Country music is big business right now, or at least as big as it gets in the current musical climate. Hence why you keep seeing rock artists proclaiming their undying love for the genre and making a dreadful ‘Nashville’ album (Steven Tyler, I’m looking at you).
It’s a genre that’s easy to dismiss, so much of today’s country is just corporate pop wrapped up in the faintest of honky tonk veils. But like any big genre if you dig deeper you can find gold in them thar hills.

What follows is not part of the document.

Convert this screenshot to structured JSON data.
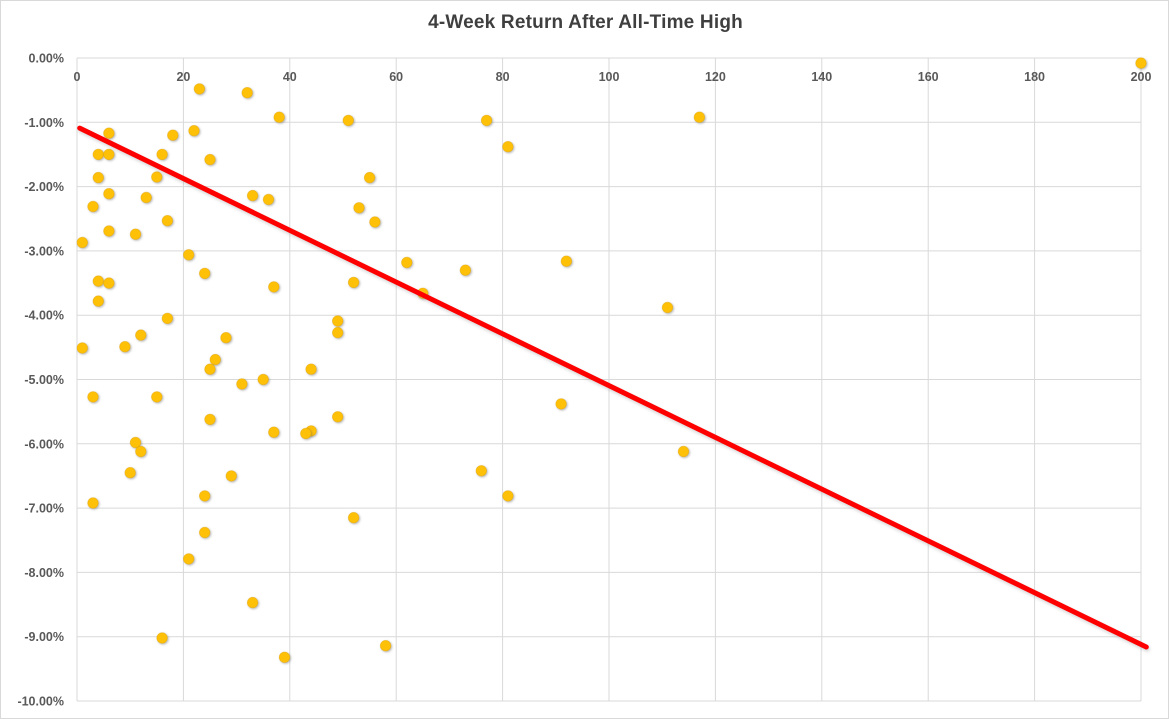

It was basically this premise that gave birth to the whole alt-country scene back in the 90’s, Son Volt are seasoned veterans of the genre, having been formed from the ashes of pioneers Uncle Tupelo. And even this deep into their career they’re still making albums as strong as Notes of Blue. Lo-fi country songs that dabble (as all the best country songs do) in the more melancholy aspects of life but these are no dirges. Each song bristles with energy and is carried along by a guitar sound that is both timeless and fresh. The sort of sound that six strings were meant to play. It’s what you imagine mainstream country would sound like if Nashville had paid any attention to Townes Van Zandt when he was alive.
That’s not to say the album is perfect, many of the songs are a little unobtrusive, not really embedding themselves in your brain the way great songs do. That said the album rewards repeat listens, with previously forgotten songs often charming you unexpectedly. It is an unfailingly pleasant listen and that may be its greatest strength and it’s biggest weakness.

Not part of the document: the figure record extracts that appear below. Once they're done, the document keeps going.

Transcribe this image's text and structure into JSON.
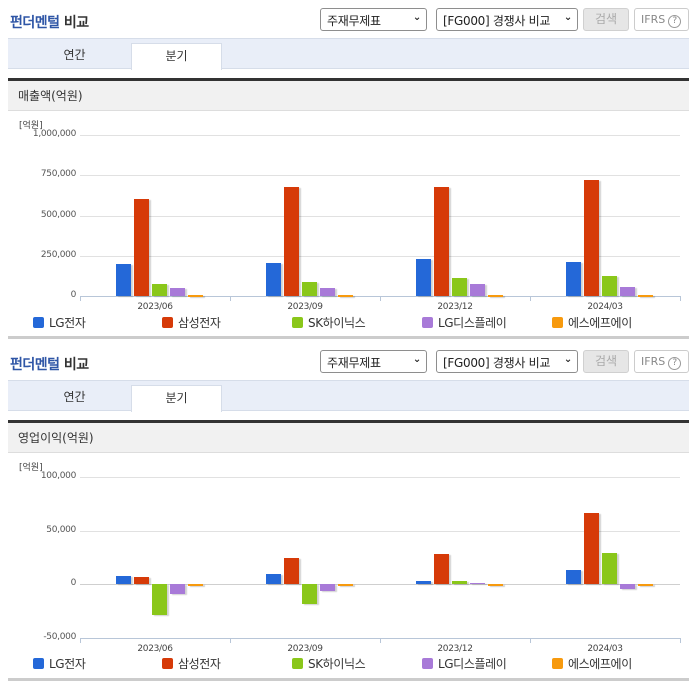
{
  "panels": [
    {
      "title_highlight": "펀더멘털",
      "title_rest": " 비교",
      "select1": "주재무제표",
      "select2": "[FG000] 경쟁사 비교",
      "search_label": "검색",
      "ifrs_label": "IFRS",
      "ifrs_help": "?",
      "tabs": [
        "연간",
        "분기"
      ],
      "active_tab": "분기",
      "section_title": "매출액(억원)",
      "unit_label": "[억원]"
    },
    {
      "title_highlight": "펀더멘털",
      "title_rest": " 비교",
      "select1": "주재무제표",
      "select2": "[FG000] 경쟁사 비교",
      "search_label": "검색",
      "ifrs_label": "IFRS",
      "ifrs_help": "?",
      "tabs": [
        "연간",
        "분기"
      ],
      "active_tab": "분기",
      "section_title": "영업이익(억원)",
      "unit_label": "[억원]"
    }
  ],
  "legend": [
    {
      "label": "LG전자",
      "color": "#2468d8"
    },
    {
      "label": "삼성전자",
      "color": "#d63a08"
    },
    {
      "label": "SK하이닉스",
      "color": "#8ac71a"
    },
    {
      "label": "LG디스플레이",
      "color": "#a87ad8"
    },
    {
      "label": "에스에프에이",
      "color": "#f79a0e"
    }
  ],
  "chart_data": [
    {
      "type": "bar",
      "title": "매출액(억원)",
      "ylabel": "[억원]",
      "xlabel": "",
      "categories": [
        "2023/06",
        "2023/09",
        "2023/12",
        "2024/03"
      ],
      "yticks": [
        "1,000,000",
        "750,000",
        "500,000",
        "250,000",
        "0"
      ],
      "ylim": [
        0,
        1000000
      ],
      "grid": true,
      "legend_position": "bottom",
      "series": [
        {
          "name": "LG전자",
          "values": [
            197000,
            202000,
            230000,
            210000
          ]
        },
        {
          "name": "삼성전자",
          "values": [
            600000,
            674000,
            675000,
            719000
          ]
        },
        {
          "name": "SK하이닉스",
          "values": [
            73000,
            90000,
            113000,
            124000
          ]
        },
        {
          "name": "LG디스플레이",
          "values": [
            48000,
            48000,
            74000,
            53000
          ]
        },
        {
          "name": "에스에프에이",
          "values": [
            4000,
            4000,
            4000,
            4000
          ]
        }
      ]
    },
    {
      "type": "bar",
      "title": "영업이익(억원)",
      "ylabel": "[억원]",
      "xlabel": "",
      "categories": [
        "2023/06",
        "2023/09",
        "2023/12",
        "2024/03"
      ],
      "yticks": [
        "100,000",
        "50,000",
        "0",
        "-50,000"
      ],
      "ylim": [
        -50000,
        100000
      ],
      "grid": true,
      "legend_position": "bottom",
      "series": [
        {
          "name": "LG전자",
          "values": [
            7400,
            10000,
            3100,
            13300
          ]
        },
        {
          "name": "삼성전자",
          "values": [
            6700,
            24300,
            28200,
            66100
          ]
        },
        {
          "name": "SK하이닉스",
          "values": [
            -29000,
            -18000,
            3500,
            28900
          ]
        },
        {
          "name": "LG디스플레이",
          "values": [
            -8800,
            -6600,
            1300,
            -4700
          ]
        },
        {
          "name": "에스에프에이",
          "values": [
            -1000,
            300,
            -1000,
            -1000
          ]
        }
      ]
    }
  ]
}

On the other side of the country coin is Nikki Lane’s Highway Queen. Not for her the subtle intricacies and low key melancholia of Son Volt, she’s bold, she’s outspoken and she’s a capital c Country gal. This will put many off, and on occasions the schtick does seem contrived to please the Nashville crowd, but Lane shouldn’t be so readily dismissed. At the heart of this album are a lot of very good songs, the titular Highway Queen, Big Mouth and Jackpot among them. She has a harder, rockier edge than many of her contemporaries and this helps to make her stand out in a crowded marketplace and promises even better things to come.
Neither album is perfect but both are strong if wildly different offerings from a genre that constantly manages to enthrall, almost in spite of itself sometimes.